Essa proporção mostra-nos que o potencial de crescimento do mercado para o etanol é limitado apenas pela disponibilidade de áreas para a sua produção, ambiental e socialmente sustentável. Por isso, tão logo seja possível, será necessário colocar no mercado novas tecnologias de transporte, pois não há área disponível no mundo para tal produção, sem comprometer a geração de alimentos e a conservação dos ecossistemas naturais. Essa é a conclusão, mesmo quando consideramos novas vias de produção, como o etanol celulósico.
Atualmente, os motores ciclo Otto e ciclo diesel transformam, na prática, um quinto da energia química contida no combustível, em trabalho útil de transporte de cargas e pessoas. O resto da energia – 80% – é desperdiçado na forma de calor e poluição. Evidentemente, é possível melhorar esse rendimento dos motores atuais, e isso deverá ser feito no curto prazo, mas é preciso ter em mente que o limite termodinâmico (máximo teórico), para esse rendimento, situa-se entre 28%, para os motores ciclo Otto, e 35%, para os motores ciclo diesel.
Parte das novas tecnologias para o transporte está disponível, como os conjuntos de células a combustível e motores elétricos, cujo rendimento combinado pode chegar facilmente a 50%, além de toda gama de novos meios de transporte de massa e desenho urbano, organizados sob o conceito de mobilidade. O mesmo ocorre com as novas tecnologias de geração distribuída de eletricidade: células a combustível, turbinas eólicas, turbinas hidrocinéticas, painéis fotovoltaicos e turbinas a gás.
A transição tecnológica, com toda sua complexidade, entretanto, é a parte mais fácil desse processo. Bastam recursos e coerência, ao longo do tempo. As partes mais difíceis da transição, que já iniciamos, estão nas áreas ambiental e social, e essas duas estão interligadas, quando se trata de biocombustíveis. No Brasil, por exemplo, o etanol da cana-de-açúcar é um exemplo de energético, cuja produção, em bases sustentáveis, pode contribuir, ao mesmo tempo, para a mitigação das mudanças climáticas globais e para a redução da pobreza, essa última, medida essencial para a superação das dificuldades a serem intensificadas ou produzidas pelas mudanças climáticas globais.
Mas, a cultura dessa mesma cana-de-açúcar ainda carrega boa parte das relações sociais de seu passado colonial. Não é sem razão que, mesmo no Estado de São Paulo, onde os índices de produtividade agrícola são únicos e os indicadores sociais da atividade são os melhores do país, encontram-se situações de trabalho escravo. A superação desse passado é perfeitamente possível, uma vez que, atualmente, o custo de oportunidade do etanol da cana-de-açúcar é extremamente alto.
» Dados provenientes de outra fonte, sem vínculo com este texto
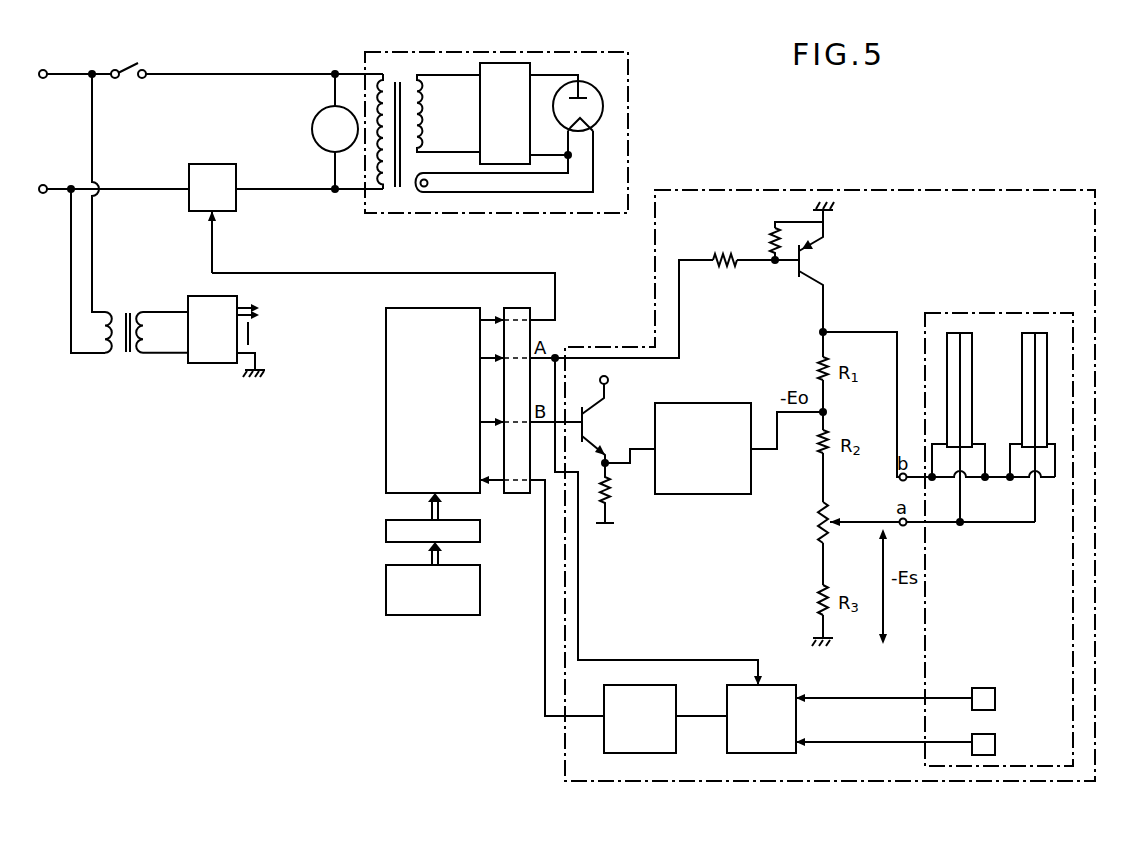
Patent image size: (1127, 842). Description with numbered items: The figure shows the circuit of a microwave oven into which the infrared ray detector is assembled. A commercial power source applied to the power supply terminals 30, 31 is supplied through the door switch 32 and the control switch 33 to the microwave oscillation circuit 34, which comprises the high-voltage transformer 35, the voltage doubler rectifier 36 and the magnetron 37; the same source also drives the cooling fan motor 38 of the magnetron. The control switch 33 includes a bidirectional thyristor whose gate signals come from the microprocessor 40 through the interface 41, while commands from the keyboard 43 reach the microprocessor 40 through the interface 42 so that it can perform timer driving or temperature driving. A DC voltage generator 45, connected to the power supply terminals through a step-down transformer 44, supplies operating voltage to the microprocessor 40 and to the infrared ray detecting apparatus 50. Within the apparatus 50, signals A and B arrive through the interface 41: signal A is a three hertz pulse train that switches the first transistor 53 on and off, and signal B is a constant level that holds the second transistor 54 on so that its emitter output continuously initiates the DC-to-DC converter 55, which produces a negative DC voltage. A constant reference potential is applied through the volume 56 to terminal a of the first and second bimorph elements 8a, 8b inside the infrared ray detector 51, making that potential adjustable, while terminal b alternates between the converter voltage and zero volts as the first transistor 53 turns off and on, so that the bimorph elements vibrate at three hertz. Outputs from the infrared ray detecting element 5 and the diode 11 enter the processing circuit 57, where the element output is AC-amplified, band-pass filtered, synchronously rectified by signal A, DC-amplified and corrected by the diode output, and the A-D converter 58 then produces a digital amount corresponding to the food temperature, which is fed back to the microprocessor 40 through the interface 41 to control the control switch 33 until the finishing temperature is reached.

The power supply terminal 30 is at (43, 78).
The power supply terminal 31 is at (43, 193).
The door switch 32 is at (128, 78).
The control switch 33 is at (236, 170).
The microwave oscillation circuit 34 is at (628, 66).
The high-voltage transformer 35 is at (410, 73).
The voltage doubler rectifier 36 is at (510, 63).
The magnetron 37 is at (603, 106).
The cooling fan motor 38 is at (312, 129).
The microprocessor 40 is at (386, 455).
The interface 41 is at (525, 336).
The interface 42 is at (386, 527).
The keyboard 43 is at (386, 588).
The transformer 44 is at (128, 355).
The DC voltage generator 45 is at (215, 363).
The infrared ray detecting apparatus 50 is at (999, 188).
The infrared ray detector 51 is at (1027, 312).
The first transistor 53 is at (815, 265).
The second transistor 54 is at (595, 420).
The DC-to-DC converter 55 is at (712, 494).
The volume 56 is at (812, 528).
The processing circuit 57 is at (770, 685).
The A-D converter 58 is at (676, 695).
The infrared ray detecting element 5 is at (995, 696).
The diode 11 is at (995, 743).
The electrode 8a is at (972, 376).
The electrode 8b is at (1050, 362).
A gasolina automotiva tem um custo mínimo de US$ 72 o barril equivalente para o óleo cru, cotado a US$ 60 o barril, enquanto o custo de produção do etanol da cana-de-açúcar não ultrapassa os US$ 42 o barril equivalente. Essa enorme margem permite uma política de inclusão social, paralelamente ao resgate dos passivos ambientais da atividade, numa escala nunca antes vista.
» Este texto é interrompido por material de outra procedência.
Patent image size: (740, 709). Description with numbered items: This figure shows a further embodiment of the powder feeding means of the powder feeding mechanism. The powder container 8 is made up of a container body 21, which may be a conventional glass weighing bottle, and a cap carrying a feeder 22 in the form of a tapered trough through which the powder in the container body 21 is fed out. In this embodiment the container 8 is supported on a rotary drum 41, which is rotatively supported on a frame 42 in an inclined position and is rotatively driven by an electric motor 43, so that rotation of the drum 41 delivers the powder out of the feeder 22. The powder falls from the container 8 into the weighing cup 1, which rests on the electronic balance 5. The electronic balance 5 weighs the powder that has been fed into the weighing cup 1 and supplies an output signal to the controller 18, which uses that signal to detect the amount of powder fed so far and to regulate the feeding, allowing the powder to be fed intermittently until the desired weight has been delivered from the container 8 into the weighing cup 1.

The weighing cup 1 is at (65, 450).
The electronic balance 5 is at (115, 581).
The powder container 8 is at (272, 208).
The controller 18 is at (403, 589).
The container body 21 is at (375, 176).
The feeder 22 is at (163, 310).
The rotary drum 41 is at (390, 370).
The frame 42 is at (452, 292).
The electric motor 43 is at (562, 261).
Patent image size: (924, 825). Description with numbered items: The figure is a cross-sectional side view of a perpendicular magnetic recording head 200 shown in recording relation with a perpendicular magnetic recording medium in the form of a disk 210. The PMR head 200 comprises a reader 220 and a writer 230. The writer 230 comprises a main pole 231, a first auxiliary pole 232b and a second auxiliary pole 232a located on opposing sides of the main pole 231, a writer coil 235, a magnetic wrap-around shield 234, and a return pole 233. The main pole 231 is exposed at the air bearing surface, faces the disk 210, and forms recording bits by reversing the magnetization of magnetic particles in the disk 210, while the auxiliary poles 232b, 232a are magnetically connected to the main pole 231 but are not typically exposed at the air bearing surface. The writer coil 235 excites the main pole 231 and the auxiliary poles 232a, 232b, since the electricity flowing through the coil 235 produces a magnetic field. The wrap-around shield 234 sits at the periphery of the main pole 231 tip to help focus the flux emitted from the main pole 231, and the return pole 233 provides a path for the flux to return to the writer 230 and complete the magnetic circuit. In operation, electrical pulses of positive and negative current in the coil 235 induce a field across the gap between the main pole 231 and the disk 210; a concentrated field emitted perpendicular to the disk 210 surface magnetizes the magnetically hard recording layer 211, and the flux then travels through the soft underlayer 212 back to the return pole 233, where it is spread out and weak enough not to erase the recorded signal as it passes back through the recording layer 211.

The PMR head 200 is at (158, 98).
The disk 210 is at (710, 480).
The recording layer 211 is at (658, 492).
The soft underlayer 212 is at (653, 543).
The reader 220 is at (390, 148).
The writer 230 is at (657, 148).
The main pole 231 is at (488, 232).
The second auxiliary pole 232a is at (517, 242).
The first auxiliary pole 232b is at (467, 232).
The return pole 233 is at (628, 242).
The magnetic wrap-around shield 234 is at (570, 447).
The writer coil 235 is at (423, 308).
Ocorre que políticas de inclusão social e de resgate de passivos ambientais são tradicionalmente feitas com o Estado Brasileiro, às rédeas do processo, e promovendo a transferência das rendas por impostos, contribuições e toda sorte de taxas. Pode ser que, ao final, essa seja a única forma, se os agentes do setor não se dispuserem a abraçar causas que ainda estão muito além das práticas atuais das empresas do setor.
Se assim for, está na hora de formular políticas para as energias renováveis, no Brasil e no mundo, na escala em que as mudanças em curso em todo o planeta exigem e na direção que as sociedades cobram, de redução das desigualdades para aumento da segurança global, e em direção a um mundo social e ambientalmente sustentável.